Rheumatology (that isn't covered in M&M) Flashcards
Systemic sclerosis (scleroderma)
A: Systemic tissue disease causing fibrosis, associated with malignancy.
S: Limited cutaneous: skin affected early, but systemic symptoms occur late. CREST syndrome (Calcinosis, Raynaud’s syndrome, Esophageal dysmotility, Sclerodactyly, Telangiectasia).
Diffuse cutaneous: Rapidly progressing, early systemic involvement.
Dysphagia, nausea, vomiting, weight loss, abdominal cramps, bloating, diarrhoea, SOBS, cough, palpotations, joint/muscle pain.

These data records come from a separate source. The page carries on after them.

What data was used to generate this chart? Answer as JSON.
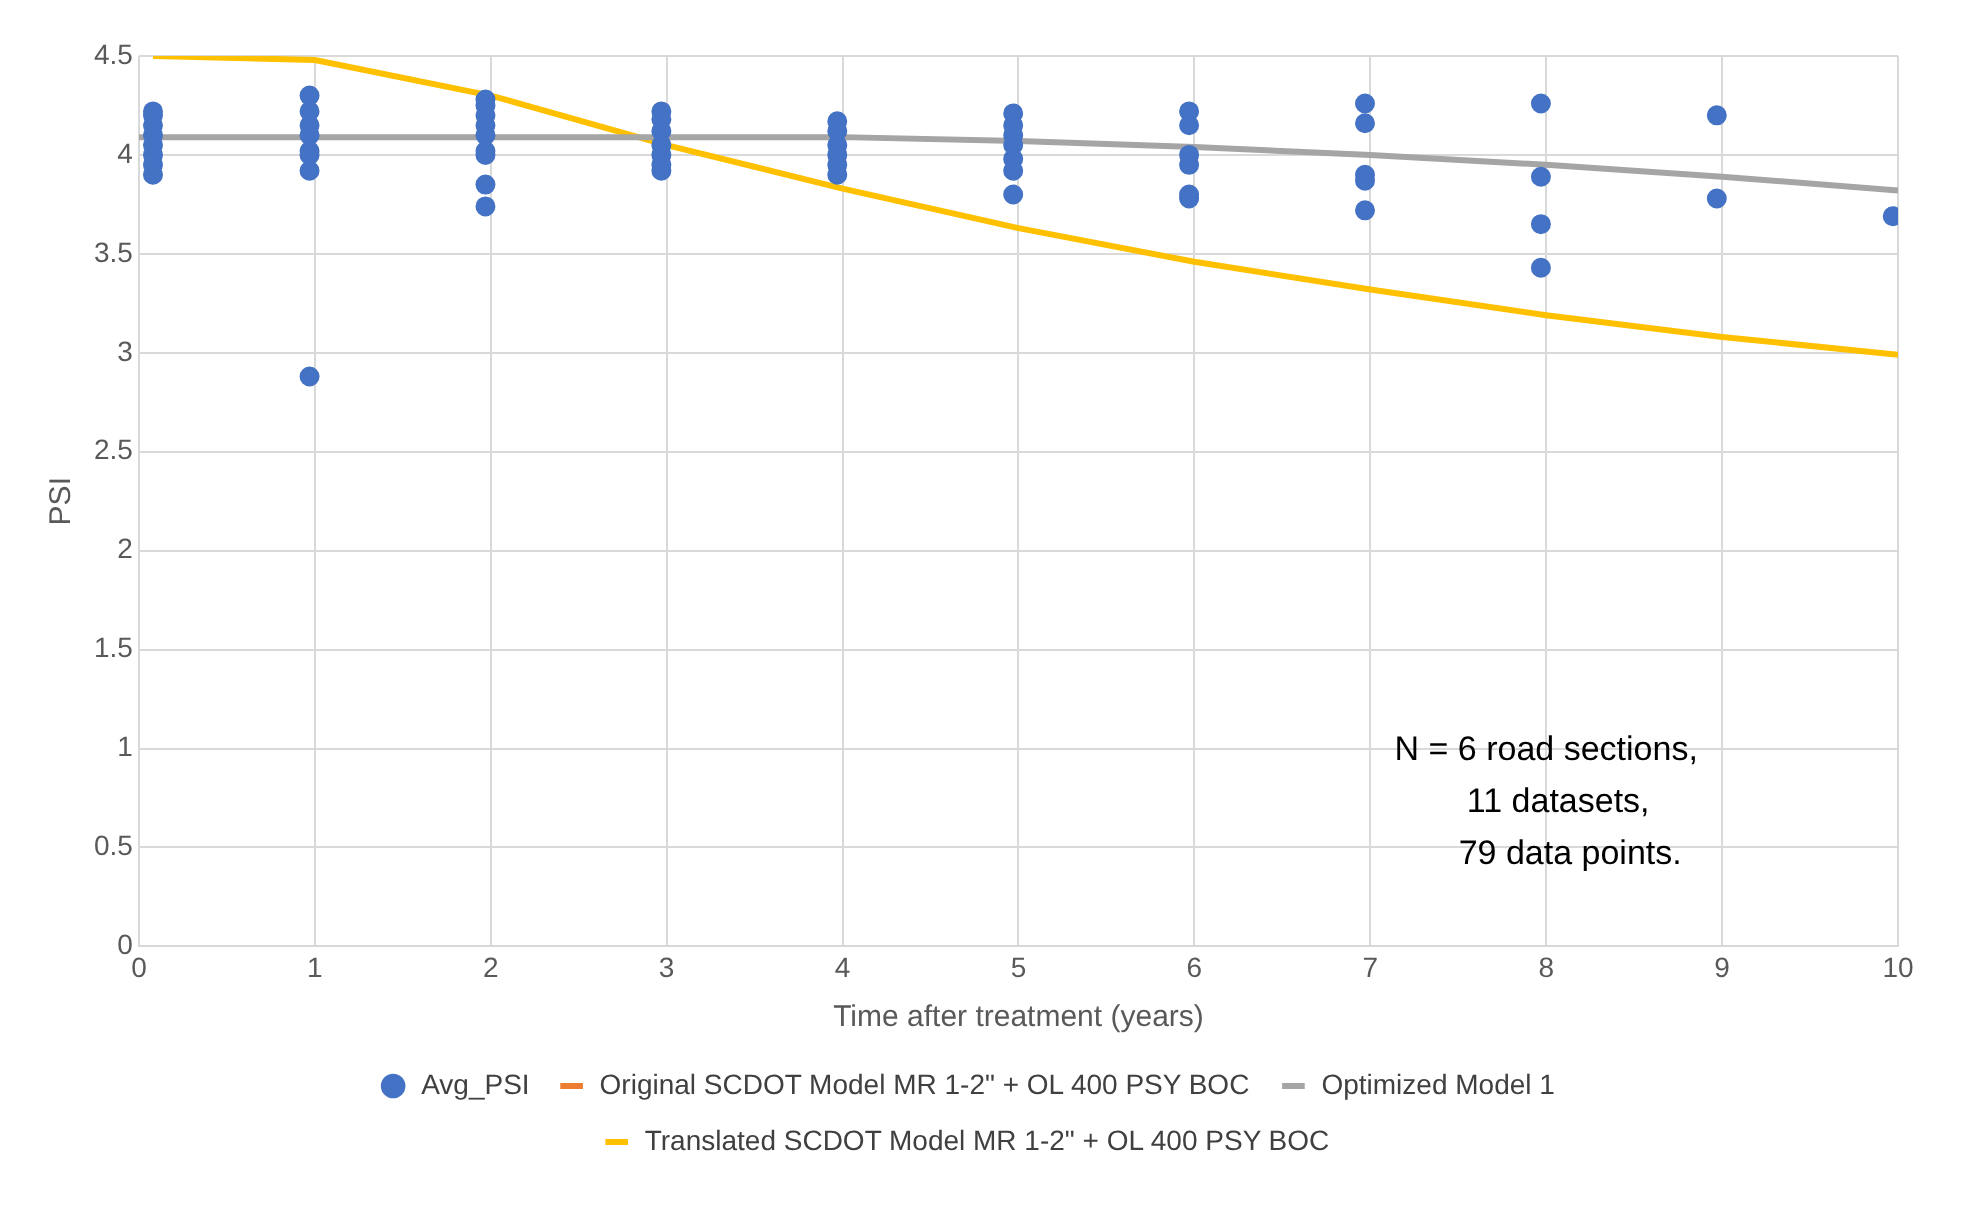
{
  "chart_data": {
    "type": "scatter",
    "xlabel": "Time after treatment (years)",
    "ylabel": "PSI",
    "xlim": [
      0,
      10
    ],
    "xticks": [
      0,
      1,
      2,
      3,
      4,
      5,
      6,
      7,
      8,
      9,
      10
    ],
    "ylim": [
      0,
      4.5
    ],
    "yticks": [
      0,
      0.5,
      1,
      1.5,
      2,
      2.5,
      3,
      3.5,
      4,
      4.5
    ],
    "grid": true,
    "legend": "bottom",
    "marker": "circle",
    "annotations": [
      "N = 6 road sections,\n11 datasets,\n79 data points."
    ],
    "series": [
      {
        "name": "Avg_PSI",
        "color": "#4472c4",
        "x": [
          0.08,
          0.08,
          0.08,
          0.08,
          0.08,
          0.08,
          0.08,
          0.08,
          0.97,
          0.97,
          0.97,
          0.97,
          0.97,
          0.97,
          0.97,
          0.97,
          1.97,
          1.97,
          1.97,
          1.97,
          1.97,
          1.97,
          1.97,
          1.97,
          1.97,
          2.97,
          2.97,
          2.97,
          2.97,
          2.97,
          2.97,
          2.97,
          3.97,
          3.97,
          3.97,
          3.97,
          3.97,
          3.97,
          4.97,
          4.97,
          4.97,
          4.97,
          4.97,
          4.97,
          4.97,
          5.97,
          5.97,
          5.97,
          5.97,
          5.97,
          5.97,
          6.97,
          6.97,
          6.97,
          6.97,
          6.97,
          7.97,
          7.97,
          7.97,
          7.97,
          8.97,
          8.97,
          9.97
        ],
        "values": [
          3.9,
          3.95,
          4.0,
          4.05,
          4.1,
          4.15,
          4.2,
          4.22,
          4.3,
          4.22,
          4.15,
          4.1,
          4.02,
          4.0,
          3.92,
          2.88,
          4.28,
          4.25,
          4.2,
          4.15,
          4.1,
          4.02,
          4.0,
          3.85,
          3.74,
          4.22,
          4.18,
          4.12,
          4.05,
          4.0,
          3.95,
          3.92,
          4.17,
          4.12,
          4.05,
          4.0,
          3.95,
          3.9,
          4.21,
          4.15,
          4.1,
          4.05,
          3.98,
          3.92,
          3.8,
          4.22,
          4.15,
          4.0,
          3.95,
          3.8,
          3.78,
          4.26,
          4.16,
          3.9,
          3.87,
          3.72,
          4.26,
          3.89,
          3.65,
          3.43,
          4.2,
          3.78,
          3.69
        ]
      },
      {
        "name": "Original SCDOT Model MR 1-2\" + OL 400 PSY BOC",
        "type": "line",
        "color": "#ed7d31",
        "marker": "none"
      },
      {
        "name": "Optimized Model 1",
        "type": "line",
        "color": "#a5a5a5",
        "marker": "none",
        "x": [
          0,
          1,
          2,
          3,
          4,
          5,
          6,
          7,
          8,
          9,
          10
        ],
        "values": [
          4.09,
          4.09,
          4.09,
          4.09,
          4.09,
          4.07,
          4.04,
          4.0,
          3.95,
          3.89,
          3.82
        ]
      },
      {
        "name": "Translated SCDOT Model MR 1-2\" + OL 400 PSY BOC",
        "type": "line",
        "color": "#ffc000",
        "marker": "none",
        "x": [
          0.08,
          1,
          2,
          3,
          4,
          5,
          6,
          7,
          8,
          9,
          10
        ],
        "values": [
          4.5,
          4.48,
          4.3,
          4.05,
          3.83,
          3.63,
          3.46,
          3.32,
          3.19,
          3.08,
          2.99
        ]
      }
    ]
  }
}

D: Clinical. But often are ANA posotive, ACA posotive, and SCL-70 posotive
T: Depends on organ involved
Fibromyalgia
A: Environmental and genetic.
S: Chronic widespread pain lasting more than 3 months, associated with fatigue, poor sleep, stiffness, cognitive difficulties, anxiety and/or depression.

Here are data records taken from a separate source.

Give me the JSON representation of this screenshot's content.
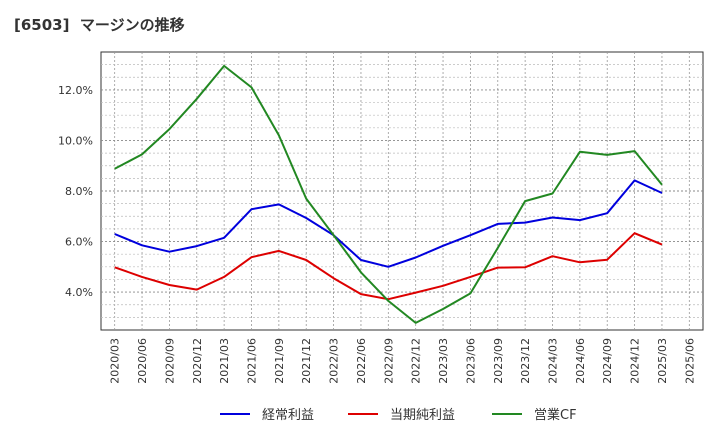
{
  "title": "[6503]  マージンの推移",
  "chart_data": {
    "type": "line",
    "x": [
      "2020/03",
      "2020/06",
      "2020/09",
      "2020/12",
      "2021/03",
      "2021/06",
      "2021/09",
      "2021/12",
      "2022/03",
      "2022/06",
      "2022/09",
      "2022/12",
      "2023/03",
      "2023/06",
      "2023/09",
      "2023/12",
      "2024/03",
      "2024/06",
      "2024/09",
      "2024/12",
      "2025/03",
      "2025/06"
    ],
    "ylim": [
      2.5,
      13.5
    ],
    "yticks": [
      4.0,
      6.0,
      8.0,
      10.0,
      12.0
    ],
    "ytick_labels": [
      "4.0%",
      "6.0%",
      "8.0%",
      "10.0%",
      "12.0%"
    ],
    "grid": true,
    "legend_position": "bottom",
    "series": [
      {
        "name": "経常利益",
        "color": "#0000dd",
        "values": [
          6.3,
          5.85,
          5.6,
          5.82,
          6.15,
          7.28,
          7.47,
          6.93,
          6.25,
          5.27,
          5.0,
          5.37,
          5.83,
          6.25,
          6.7,
          6.75,
          6.95,
          6.85,
          7.12,
          8.42,
          7.92,
          null
        ]
      },
      {
        "name": "当期純利益",
        "color": "#dd0000",
        "values": [
          4.98,
          4.6,
          4.28,
          4.1,
          4.6,
          5.38,
          5.63,
          5.27,
          4.55,
          3.92,
          3.72,
          3.98,
          4.25,
          4.6,
          4.97,
          4.98,
          5.42,
          5.18,
          5.28,
          6.33,
          5.88,
          null
        ]
      },
      {
        "name": "営業CF",
        "color": "#228822",
        "values": [
          8.88,
          9.45,
          10.45,
          11.65,
          12.95,
          12.1,
          10.2,
          7.7,
          6.25,
          4.78,
          3.65,
          2.78,
          3.33,
          3.95,
          5.75,
          7.6,
          7.9,
          9.55,
          9.43,
          9.58,
          8.25,
          null
        ]
      }
    ]
  }
}
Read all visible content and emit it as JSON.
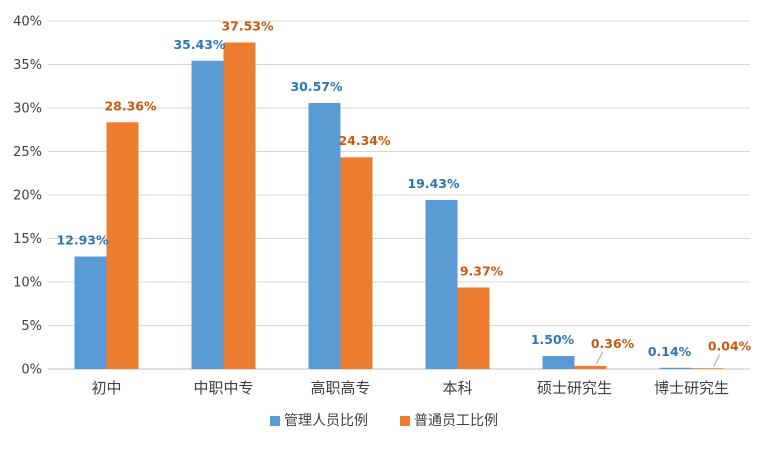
{
  "chart_data": {
    "type": "bar",
    "categories": [
      "初中",
      "中职中专",
      "高职高专",
      "本科",
      "硕士研究生",
      "博士研究生"
    ],
    "series": [
      {
        "name": "管理人员比例",
        "values": [
          12.93,
          35.43,
          30.57,
          19.43,
          1.5,
          0.14
        ],
        "labels": [
          "12.93%",
          "35.43%",
          "30.57%",
          "19.43%",
          "1.50%",
          "0.14%"
        ],
        "color": "#5b9bd5",
        "label_color": "#2e75b6"
      },
      {
        "name": "普通员工比例",
        "values": [
          28.36,
          37.53,
          24.34,
          9.37,
          0.36,
          0.04
        ],
        "labels": [
          "28.36%",
          "37.53%",
          "24.34%",
          "9.37%",
          "0.36%",
          "0.04%"
        ],
        "color": "#ed7d31",
        "label_color": "#c55a11"
      }
    ],
    "ylim": [
      0,
      40
    ],
    "yticks": [
      0,
      5,
      10,
      15,
      20,
      25,
      30,
      35,
      40
    ],
    "ytick_labels": [
      "0%",
      "5%",
      "10%",
      "15%",
      "20%",
      "25%",
      "30%",
      "35%",
      "40%"
    ],
    "grid": true,
    "legend_position": "bottom",
    "gridline_color": "#d9d9d9",
    "axis_color": "#bfbfbf"
  }
}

D: Criteria for diagnosis: pain in all 4 body quadrants, 3 months +, 11 out of 18 tender points.
T: Graded exercise, relaxation techniques. Tricyclics, antidepressants, muscle relaxants, gabapentin.
Osteomalacia
A: Defective bone mineralisation of new bone, childhood form is known as rickets. From vitamin D deficiency: malnutrition, malabsoption, coeliac disease, hypophosphataemia, renal failure, Fanconi syndrome (kidneys don’t reabsord properly), anti-convulsant therapy.
S: Proximal myopathy (waddling gate), bone pain and deformity, hypocalcaemia, dental problems.

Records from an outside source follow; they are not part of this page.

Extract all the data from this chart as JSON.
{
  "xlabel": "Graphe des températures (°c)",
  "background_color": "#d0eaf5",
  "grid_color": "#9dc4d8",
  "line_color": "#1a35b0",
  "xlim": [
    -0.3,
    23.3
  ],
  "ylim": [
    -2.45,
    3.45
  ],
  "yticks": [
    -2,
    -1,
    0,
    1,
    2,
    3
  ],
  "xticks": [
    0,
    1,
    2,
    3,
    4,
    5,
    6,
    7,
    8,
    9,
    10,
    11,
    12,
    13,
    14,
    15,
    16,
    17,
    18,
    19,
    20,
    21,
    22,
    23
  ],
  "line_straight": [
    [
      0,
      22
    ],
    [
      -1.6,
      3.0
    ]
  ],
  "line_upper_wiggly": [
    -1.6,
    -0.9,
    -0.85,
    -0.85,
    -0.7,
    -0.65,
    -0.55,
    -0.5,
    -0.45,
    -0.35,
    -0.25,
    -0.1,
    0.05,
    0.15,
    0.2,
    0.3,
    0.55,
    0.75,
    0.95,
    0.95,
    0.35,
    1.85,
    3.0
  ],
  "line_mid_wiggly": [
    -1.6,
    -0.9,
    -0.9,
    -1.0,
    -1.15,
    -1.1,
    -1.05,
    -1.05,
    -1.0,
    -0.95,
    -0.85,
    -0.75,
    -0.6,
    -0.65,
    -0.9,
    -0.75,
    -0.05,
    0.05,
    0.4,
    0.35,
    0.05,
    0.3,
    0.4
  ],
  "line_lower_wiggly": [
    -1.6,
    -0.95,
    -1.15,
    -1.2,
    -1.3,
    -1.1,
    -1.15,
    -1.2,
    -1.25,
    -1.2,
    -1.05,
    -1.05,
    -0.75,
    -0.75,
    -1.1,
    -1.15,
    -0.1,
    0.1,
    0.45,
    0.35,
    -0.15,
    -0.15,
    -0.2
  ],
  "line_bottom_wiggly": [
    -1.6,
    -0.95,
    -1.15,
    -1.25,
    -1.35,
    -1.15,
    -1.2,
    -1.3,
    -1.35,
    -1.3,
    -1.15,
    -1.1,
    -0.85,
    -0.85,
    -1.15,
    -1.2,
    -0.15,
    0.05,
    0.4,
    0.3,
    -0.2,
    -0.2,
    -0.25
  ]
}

D: Low vitamin D, calcium and phosphate. High ALP and PTH.
x-ray shows pseudofractures/looser zones.
T: Vitamin D replacement
Paget’s disease
A: Elderly, male > female. Chronic disorder of bone remodelling with excessive breakdown and formation of bone causing painful, misshapen bone and fractures.
S: Increased head size, sabre tibia, warmth over affected area, bone pain, hearing loss (from CN 8 compression)
D: Urine (increased hydroxyproline - indicates bone turnover), raised ALP, x-ray (mixed areas of osteolytic and sclerotic areas). Calcium and phosphate normal.
T: Biphosphonates, calcitonin, surgery for fractures.